Is it true that $\text{proj}_{U+W}=\text{proj}_U+\text{proj}_W-\text{proj}_{U\cap W}$?

Question

Let $V$ be a finitely generated real inner product space with $\dim V=n$ and inner product $\langle\cdot,\cdot\rangle:V\times V\to\mathbb{R}$.

Let $U,W\subseteq V$ be sub-spaces of $V$. Is it true that we have $$\text{proj}_{U+W}=\text{proj}_U+\text{proj}_W-\text{proj}_{U\cap W}$$ (where $\text{proj}_X:V\to V$ is the orthogonal projection onto the sub-space $X$)? After some attempts and some web searches, I was unable to find any information regarding this.

I want to say this is true. Let $\mathbf{u}=\{u_1,\dots,u_m\}$ be an orthonormal basis of $U$ and $\mathbf{w}=\{w_1,\dots,w_k\}$ be an orthonormal basis of $W$. Either $U$ and $W$ intersect trivially or they don't. If they do intersect trivially, then we are done, since $\mathbf{u}\cup\mathbf{w}=\{u_1,\dots,u_m,w_1,\dots,w_k\}$ is a basis for $U+W$ and we can orthonormalize it using Grahm-Schmidt to get an orthonormal basis $\{u_1,\dots,u_m,w_1',\dots,w_k'\}$ for $U+W$. In this case its clear that $$\text{proj}_{U+W}=\text{proj}_U+\text{proj}_W$$ since $\text{proj}_{U\cap W}$ is identically the zero operator on $V$.

Having some trouble in the more general case where the sub-spaces don't intersect trivially, mainly with notation and how to go about finding an orthogonal/orthonormal basis of $U\cap W$.

Maybe there is a better way to approach this problem or some better notation and someone may be able to offer some insight.

Edit: As of Jyrki Lahtonen's counter example, the claim is false. Still open to new answers/perspectives and possibly some conditions which would allow for this to happen, if there are any.

Answer 1

The claim is false as stated. Proffering a counterexample.

Let $V=\Bbb{R}^2$ with the usual inner product. Let $U=\{(x,0)\mid x\in\Bbb{R}\}$ be the $x$-axis. Let $w=\{(t,t)\mid t\in\Bbb{R}\}$ be the line with slope one. Then $U+W=V$ and $U\cap W=\{0\}$.

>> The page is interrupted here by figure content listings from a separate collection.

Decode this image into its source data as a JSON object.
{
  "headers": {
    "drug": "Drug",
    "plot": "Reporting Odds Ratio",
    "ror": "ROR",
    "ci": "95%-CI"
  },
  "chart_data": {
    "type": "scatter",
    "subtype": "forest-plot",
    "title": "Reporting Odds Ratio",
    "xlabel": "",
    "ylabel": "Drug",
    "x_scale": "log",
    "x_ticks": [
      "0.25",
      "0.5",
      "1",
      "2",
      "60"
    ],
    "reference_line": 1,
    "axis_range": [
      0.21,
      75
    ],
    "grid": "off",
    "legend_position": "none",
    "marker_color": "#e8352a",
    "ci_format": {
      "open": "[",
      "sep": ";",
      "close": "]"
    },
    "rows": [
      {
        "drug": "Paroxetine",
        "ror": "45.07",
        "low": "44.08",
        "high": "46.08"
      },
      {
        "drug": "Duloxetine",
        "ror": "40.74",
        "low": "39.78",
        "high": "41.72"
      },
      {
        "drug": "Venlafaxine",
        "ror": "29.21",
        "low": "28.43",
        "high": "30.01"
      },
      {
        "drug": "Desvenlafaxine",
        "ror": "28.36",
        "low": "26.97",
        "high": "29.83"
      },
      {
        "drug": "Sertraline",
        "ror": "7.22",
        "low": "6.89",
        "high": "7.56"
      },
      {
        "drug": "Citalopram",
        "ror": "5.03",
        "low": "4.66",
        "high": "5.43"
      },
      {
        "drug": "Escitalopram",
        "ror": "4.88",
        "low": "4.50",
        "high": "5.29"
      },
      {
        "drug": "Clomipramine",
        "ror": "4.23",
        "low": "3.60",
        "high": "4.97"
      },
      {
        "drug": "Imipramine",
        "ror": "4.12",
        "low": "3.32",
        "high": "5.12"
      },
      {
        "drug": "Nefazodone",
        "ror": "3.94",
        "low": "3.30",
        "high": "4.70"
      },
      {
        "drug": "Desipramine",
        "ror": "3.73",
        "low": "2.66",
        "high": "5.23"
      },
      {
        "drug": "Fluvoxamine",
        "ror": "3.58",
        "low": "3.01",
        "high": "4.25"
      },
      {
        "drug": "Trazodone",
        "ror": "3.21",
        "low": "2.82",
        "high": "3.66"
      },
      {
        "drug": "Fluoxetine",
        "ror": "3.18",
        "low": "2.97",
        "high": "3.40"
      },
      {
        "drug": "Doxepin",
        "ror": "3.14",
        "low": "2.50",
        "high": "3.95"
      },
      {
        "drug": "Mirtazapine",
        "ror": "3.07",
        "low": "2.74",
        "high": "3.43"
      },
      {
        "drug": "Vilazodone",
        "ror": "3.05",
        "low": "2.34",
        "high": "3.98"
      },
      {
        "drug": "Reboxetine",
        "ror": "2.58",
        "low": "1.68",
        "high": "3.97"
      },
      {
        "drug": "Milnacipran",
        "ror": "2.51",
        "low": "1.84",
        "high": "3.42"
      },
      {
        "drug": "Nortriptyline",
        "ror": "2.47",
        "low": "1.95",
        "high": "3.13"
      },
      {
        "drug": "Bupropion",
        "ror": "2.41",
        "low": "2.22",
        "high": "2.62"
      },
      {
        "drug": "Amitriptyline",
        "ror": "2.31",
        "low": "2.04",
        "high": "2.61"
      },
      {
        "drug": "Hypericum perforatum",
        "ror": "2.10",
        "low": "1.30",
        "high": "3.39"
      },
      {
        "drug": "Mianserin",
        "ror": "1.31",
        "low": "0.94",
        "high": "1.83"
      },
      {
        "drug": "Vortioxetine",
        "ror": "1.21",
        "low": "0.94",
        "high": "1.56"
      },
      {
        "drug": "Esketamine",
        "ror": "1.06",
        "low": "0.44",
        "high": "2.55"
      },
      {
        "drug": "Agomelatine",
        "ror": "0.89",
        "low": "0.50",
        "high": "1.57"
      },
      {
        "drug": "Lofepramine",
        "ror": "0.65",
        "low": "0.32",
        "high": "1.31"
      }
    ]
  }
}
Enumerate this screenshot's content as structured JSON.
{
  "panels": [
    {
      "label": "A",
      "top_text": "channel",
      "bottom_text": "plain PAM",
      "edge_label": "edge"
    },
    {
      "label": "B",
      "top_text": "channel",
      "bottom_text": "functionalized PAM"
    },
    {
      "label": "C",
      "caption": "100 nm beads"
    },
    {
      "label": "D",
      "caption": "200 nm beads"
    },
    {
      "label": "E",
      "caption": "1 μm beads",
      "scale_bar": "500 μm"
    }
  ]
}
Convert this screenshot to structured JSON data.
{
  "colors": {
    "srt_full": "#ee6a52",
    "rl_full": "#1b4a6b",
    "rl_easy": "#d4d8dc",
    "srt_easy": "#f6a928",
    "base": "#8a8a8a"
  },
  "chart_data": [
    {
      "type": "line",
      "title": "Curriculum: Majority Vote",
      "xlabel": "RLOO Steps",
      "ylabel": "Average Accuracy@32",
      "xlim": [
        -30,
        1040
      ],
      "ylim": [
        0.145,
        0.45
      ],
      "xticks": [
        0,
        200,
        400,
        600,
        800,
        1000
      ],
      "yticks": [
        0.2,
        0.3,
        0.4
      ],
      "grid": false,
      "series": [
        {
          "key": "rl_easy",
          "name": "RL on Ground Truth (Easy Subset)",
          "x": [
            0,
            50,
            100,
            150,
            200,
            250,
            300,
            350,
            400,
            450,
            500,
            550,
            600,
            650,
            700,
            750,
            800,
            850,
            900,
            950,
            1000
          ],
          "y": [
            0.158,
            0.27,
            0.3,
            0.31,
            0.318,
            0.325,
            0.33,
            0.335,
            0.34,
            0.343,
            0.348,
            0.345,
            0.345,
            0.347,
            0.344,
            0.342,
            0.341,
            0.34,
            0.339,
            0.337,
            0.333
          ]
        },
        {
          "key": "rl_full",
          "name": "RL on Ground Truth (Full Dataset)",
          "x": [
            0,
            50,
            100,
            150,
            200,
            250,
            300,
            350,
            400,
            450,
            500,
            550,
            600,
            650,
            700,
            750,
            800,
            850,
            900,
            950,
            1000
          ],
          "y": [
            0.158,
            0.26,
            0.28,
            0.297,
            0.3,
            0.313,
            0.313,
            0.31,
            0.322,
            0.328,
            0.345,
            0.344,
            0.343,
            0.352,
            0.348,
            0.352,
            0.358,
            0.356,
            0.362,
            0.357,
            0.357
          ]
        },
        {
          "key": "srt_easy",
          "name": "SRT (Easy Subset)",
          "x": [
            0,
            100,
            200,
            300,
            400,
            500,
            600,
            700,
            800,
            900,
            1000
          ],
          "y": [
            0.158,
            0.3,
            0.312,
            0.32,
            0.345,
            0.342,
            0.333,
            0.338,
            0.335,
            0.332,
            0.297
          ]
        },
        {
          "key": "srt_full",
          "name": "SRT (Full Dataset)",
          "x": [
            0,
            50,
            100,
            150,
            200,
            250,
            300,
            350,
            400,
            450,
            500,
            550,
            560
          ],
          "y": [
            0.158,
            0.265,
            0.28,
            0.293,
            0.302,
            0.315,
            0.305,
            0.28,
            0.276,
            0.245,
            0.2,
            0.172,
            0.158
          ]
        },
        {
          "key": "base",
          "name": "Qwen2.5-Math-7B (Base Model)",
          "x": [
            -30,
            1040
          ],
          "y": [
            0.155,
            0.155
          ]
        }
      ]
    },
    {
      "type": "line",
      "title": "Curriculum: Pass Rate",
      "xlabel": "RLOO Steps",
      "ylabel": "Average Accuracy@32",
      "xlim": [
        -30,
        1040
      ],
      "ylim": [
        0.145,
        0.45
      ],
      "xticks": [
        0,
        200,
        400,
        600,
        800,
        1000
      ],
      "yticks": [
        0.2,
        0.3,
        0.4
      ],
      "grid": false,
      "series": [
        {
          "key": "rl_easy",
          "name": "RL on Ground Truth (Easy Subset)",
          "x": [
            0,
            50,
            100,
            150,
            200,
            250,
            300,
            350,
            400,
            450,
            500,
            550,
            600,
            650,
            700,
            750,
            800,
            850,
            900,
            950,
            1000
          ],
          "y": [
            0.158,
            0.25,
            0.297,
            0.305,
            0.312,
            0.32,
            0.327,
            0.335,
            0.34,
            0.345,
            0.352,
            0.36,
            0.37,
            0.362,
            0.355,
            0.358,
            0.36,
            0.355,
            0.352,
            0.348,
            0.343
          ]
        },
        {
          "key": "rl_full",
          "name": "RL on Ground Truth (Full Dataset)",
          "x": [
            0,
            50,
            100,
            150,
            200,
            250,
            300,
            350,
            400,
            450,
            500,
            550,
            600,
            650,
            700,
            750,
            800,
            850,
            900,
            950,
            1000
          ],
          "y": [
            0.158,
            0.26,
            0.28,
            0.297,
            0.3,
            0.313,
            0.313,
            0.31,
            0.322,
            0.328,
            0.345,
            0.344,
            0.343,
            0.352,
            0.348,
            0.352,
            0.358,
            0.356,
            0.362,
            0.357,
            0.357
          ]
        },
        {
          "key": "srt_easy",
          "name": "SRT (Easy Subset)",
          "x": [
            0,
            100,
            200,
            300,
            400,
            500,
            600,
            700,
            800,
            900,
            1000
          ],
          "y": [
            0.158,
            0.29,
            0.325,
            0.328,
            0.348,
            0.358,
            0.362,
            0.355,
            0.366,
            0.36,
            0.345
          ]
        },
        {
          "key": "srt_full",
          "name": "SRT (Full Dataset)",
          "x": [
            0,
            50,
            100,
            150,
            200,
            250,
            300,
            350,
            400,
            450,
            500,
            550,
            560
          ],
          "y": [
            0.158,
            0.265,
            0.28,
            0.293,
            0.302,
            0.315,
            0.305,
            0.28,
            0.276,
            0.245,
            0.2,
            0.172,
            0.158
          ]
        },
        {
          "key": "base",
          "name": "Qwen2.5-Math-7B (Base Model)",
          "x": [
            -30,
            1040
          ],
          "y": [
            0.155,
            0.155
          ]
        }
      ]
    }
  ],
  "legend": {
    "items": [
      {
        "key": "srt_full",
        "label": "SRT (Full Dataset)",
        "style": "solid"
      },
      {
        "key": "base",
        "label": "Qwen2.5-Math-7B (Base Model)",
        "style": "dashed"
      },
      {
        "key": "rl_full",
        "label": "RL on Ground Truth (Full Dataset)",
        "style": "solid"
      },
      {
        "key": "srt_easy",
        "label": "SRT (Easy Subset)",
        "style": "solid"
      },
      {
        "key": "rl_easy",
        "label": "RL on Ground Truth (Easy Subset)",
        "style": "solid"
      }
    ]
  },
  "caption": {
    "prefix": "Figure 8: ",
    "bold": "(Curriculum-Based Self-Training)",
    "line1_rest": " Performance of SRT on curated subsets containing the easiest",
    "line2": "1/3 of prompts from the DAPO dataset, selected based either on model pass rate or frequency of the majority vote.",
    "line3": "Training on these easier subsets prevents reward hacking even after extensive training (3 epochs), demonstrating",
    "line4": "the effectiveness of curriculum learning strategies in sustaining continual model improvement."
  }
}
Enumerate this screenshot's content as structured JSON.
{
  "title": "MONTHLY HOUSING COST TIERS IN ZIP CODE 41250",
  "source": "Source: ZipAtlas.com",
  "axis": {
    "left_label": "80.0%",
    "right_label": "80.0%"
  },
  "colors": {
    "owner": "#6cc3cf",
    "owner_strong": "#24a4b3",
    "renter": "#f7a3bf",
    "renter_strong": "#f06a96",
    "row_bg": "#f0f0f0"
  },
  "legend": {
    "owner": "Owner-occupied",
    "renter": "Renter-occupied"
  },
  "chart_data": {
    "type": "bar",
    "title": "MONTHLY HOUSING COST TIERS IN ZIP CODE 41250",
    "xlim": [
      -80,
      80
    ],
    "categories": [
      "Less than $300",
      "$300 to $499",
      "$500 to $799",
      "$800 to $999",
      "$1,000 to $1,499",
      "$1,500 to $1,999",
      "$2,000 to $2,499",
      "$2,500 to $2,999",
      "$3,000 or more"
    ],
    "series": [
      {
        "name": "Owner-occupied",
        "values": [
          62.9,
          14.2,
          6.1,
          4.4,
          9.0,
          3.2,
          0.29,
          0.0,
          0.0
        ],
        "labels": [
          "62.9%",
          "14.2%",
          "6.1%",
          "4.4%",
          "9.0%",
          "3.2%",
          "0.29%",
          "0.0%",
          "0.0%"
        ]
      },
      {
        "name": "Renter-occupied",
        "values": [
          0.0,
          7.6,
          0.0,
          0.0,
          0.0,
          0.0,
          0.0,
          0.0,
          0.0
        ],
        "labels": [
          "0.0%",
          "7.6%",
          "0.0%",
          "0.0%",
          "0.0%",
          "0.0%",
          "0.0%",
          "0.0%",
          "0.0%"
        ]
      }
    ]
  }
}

Consider the vector $\vec{x}=(3,1)$. Its projection to $U$ is $p_U(\vec{x})=(3,0)$. Its projection to $W$ is $p_W(\vec{x})=(2,2)$. Of course, its projection to $U\cap W$ is the zero vector and its projection to $V$ is itself.

But $\vec{x}\neq p_U(\vec{x})+p_W(\vec{x}).$

Answer 2

Expanding on WillM.'s comments:

Choose an orthonormal basis $\mathbf{int}_{U,W}=\{v_1,\dots,v_r\}$ of $U\cap W$ (assuming they intersect non-trivially).

Extend this to an orthonormal basis $\mathbf{u}=\{v_1,\dots,v_r,u_1,\dots,u_m\}$ of $U$.

Further extend this to an orthornomal basis $\mathbf{sum}_{U,W}=\{v_1,\dots,v_r,u_1,\dots,u_m,w_1,\dots,w_l\}$ of $U+W$.

Note that $\mathbf{w}=\{v_1,\dots,v_r,w_1,\dots,w_l\}$ is an orthonormal basis of $W$.

Then we have \begin{align*} \text{proj}_{U}(x)+\text{proj}_{W}(x)-\text{proj}_{U\cap V}(x) &=\left(\sum_{i=1}^r\langle x,v_i\rangle v_i+\sum_{j=1}^m\langle x,u_j\rangle u_j\right)+\left(\sum_{i=1}^{r}\langle x,v_i\rangle v_i+\sum_{k=1}^{l}\langle x,w_k\rangle w_k\right)-\sum_{i=1}^r\langle x,v_i\rangle v_i\\ &=\sum_{i=1}^r\langle x,v_i\rangle v_i+\sum_{j=1}^m\langle x,u_j\rangle u_j+\sum_{k=1}^{l}\langle x,w_k\rangle w_k\\ &=\text{proj}_{U+W}(x) \end{align*} which completes the proof.